Data Quality Management (DQM) is a practice that aims to maintain a high quality of data. DQM extends from data acquisition to distribution of data. DQM is about employing processes, methods, and technologies to ensure the quality of the data meets specific business requirements. DQM is extensive, with far-reaching results, if applied in a reliable, consistent, continual manner. Ultimately, DQM aims to deliver trusted data promptly.

Why do you need Data Quality Management processes in place?

Most of a company's operations and decisions rely heavily on data, so the emphasis on data quality is higher. Data quality refers to the assessment of information collected relative to its purpose and its ability to serve that purpose. Low-quality data costs organizations daily. An estimate by IBM calculated that the annual cost of data quality-related issues amounted to around $3.1 trillion.

Good data quality increases the accuracy of analytics applications, leading to better business decision-making that boosts sales and improves internal processes. High-quality data can help expand the use of BI dashboards and analytics tools as well. If business users see analytics data as trustworthy, they are more likely to rely on it instead of basing decisions on their gut feelings or spreadsheets.

How do you measure Data Quality?

There are five categories of metrics that you can use to measure data quality. These metrics can help you track the effectiveness of your data quality improvement efforts. Let's go over the categories of metrics and what they track (and, more importantly, why each is important).


Accuracy tracks the number of known errors, such as missing, incomplete, or redundant data entry. Accuracy is typically measured as a ratio of data to errors. This ratio should increase over time, indicating that the quality of your data is improving.

Consider NASA's Mars Climate Orbiter. On September 23rd, 1999, NASA's Mars Climate Orbiter lost communication with mission control as it approached orbit around the planet. It burned up in the Martian atmosphere as it descended towards the planet's surface. An investigation revealed the two software applications which controlled the orbiter's thrusters had miscommunicated the amount of force needed to reach the right altitude. One application calculated the force in pounds, while the other assumed the force was in newtons. This mistake harmed nothing other than the 125 million dollar spacecraft, but it does highlight the impact that data accuracy issues can have.


Consistency means ensuring that data across all systems reflect the same information and sync with each other across the enterprise. This may seem easy enough at first, but consider the case where two systems have a field named customer_id. customer_id means something different in each system. This is, after all, a common scenario when looking at systems across an enterprise.

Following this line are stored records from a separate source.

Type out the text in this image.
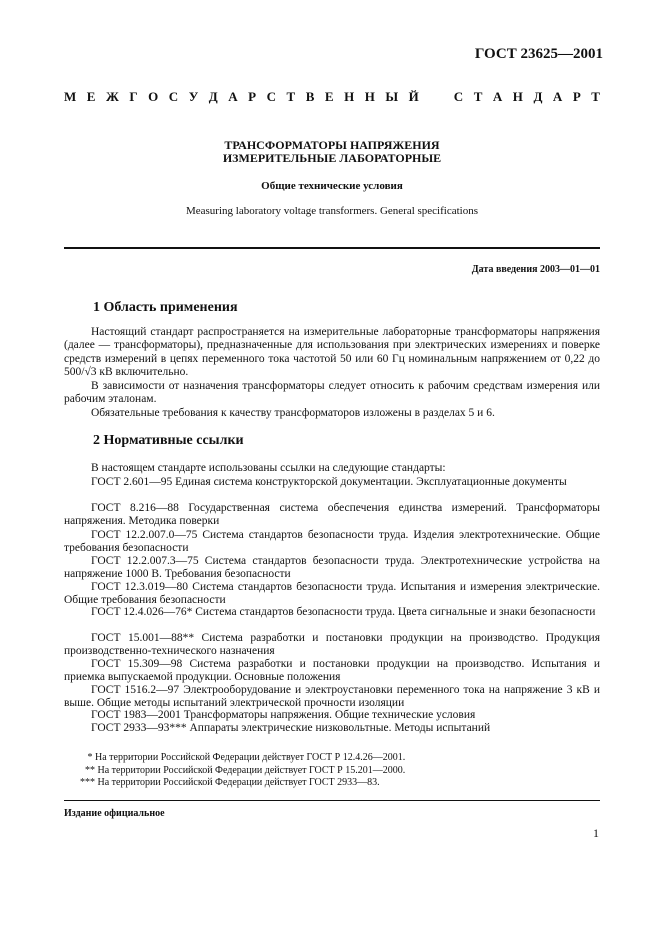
ГОСТ 23625—2001
М Е Ж Г О С У Д А Р С Т В Е Н Н Ы Й	С Т А Н Д А Р Т
ТРАНСФОРМАТОРЫ НАПРЯЖЕНИЯ
ИЗМЕРИТЕЛЬНЫЕ ЛАБОРАТОРНЫЕ
Общие технические условия
Measuring laboratory voltage transformers. General specifications
Дата введения 2003—01—01
1 Область применения

Настоящий стандарт распространяется на измерительные лабораторные трансформаторы напряжения (далее — трансформаторы), предназначенные для использования при электрических измерениях и поверке средств измерений в цепях переменного тока частотой 50 или 60 Гц номинальным напряжением от 0,22 до 500/√3 кВ включительно.

В зависимости от назначения трансформаторы следует относить к рабочим средствам измерения или рабочим эталонам.

Обязательные требования к качеству трансформаторов изложены в разделах 5 и 6.

2 Нормативные ссылки

В настоящем стандарте использованы ссылки на следующие стандарты:

ГОСТ 2.601—95 Единая система конструкторской документации. Эксплуатационные документы

ГОСТ 8.216—88 Государственная система обеспечения единства измерений. Трансформаторы напряжения. Методика поверки

ГОСТ 12.2.007.0—75 Система стандартов безопасности труда. Изделия электротехнические. Общие требования безопасности

ГОСТ 12.2.007.3—75 Система стандартов безопасности труда. Электротехнические устройства на напряжение 1000 В. Требования безопасности

ГОСТ 12.3.019—80 Система стандартов безопасности труда. Испытания и измерения электрические. Общие требования безопасности

ГОСТ 12.4.026—76* Система стандартов безопасности труда. Цвета сигнальные и знаки безопасности

ГОСТ 15.001—88** Система разработки и постановки продукции на производство. Продукция производственно-технического назначения

ГОСТ 15.309—98 Система разработки и постановки продукции на производство. Испытания и приемка выпускаемой продукции. Основные положения

ГОСТ 1516.2—97 Электрооборудование и электроустановки переменного тока на напряжение 3 кВ и выше. Общие методы испытаний электрической прочности изоляции

ГОСТ 1983—2001 Трансформаторы напряжения. Общие технические условия

ГОСТ 2933—93*** Аппараты электрические низковольтные. Методы испытаний

* На территории Российской Федерации действует ГОСТ Р 12.4.26—2001.
** На территории Российской Федерации действует ГОСТ Р 15.201—2000.
*** На территории Российской Федерации действует ГОСТ 2933—83.
Издание официальное
1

So how do you maintain consistency? You might consider defining a data dictionary and data lineage to distinguish and track your datasets, respectively, from each other.

Data Dictionary

A data dictionary stores and communicates metadata about the data in a database, system, or data used by applications. Data dictionaries can include:

  • A listing of data objects with names and definitions
  • Detailed properties of data elements such as data type, size, nullability, optionality, and indexes
  • ER and other system-level diagrams
  • Reference data including classification and descriptive domains
  • Business rules

For people working with similar data, having a shared data dictionary facilitates standardization by documenting common data structures. In the case above, where two definitions of customer_id are available, a data dictionary can also distinguish between the meanings in systems.

Data Lineages

A data lineage is a record of your data's origins and where it moves over time. The ability to track, manage, and view your data's lineage can simplify tracking errors back to the data source. With a data lineage in place, it is easy to perform root cause analysis while investigating data issues.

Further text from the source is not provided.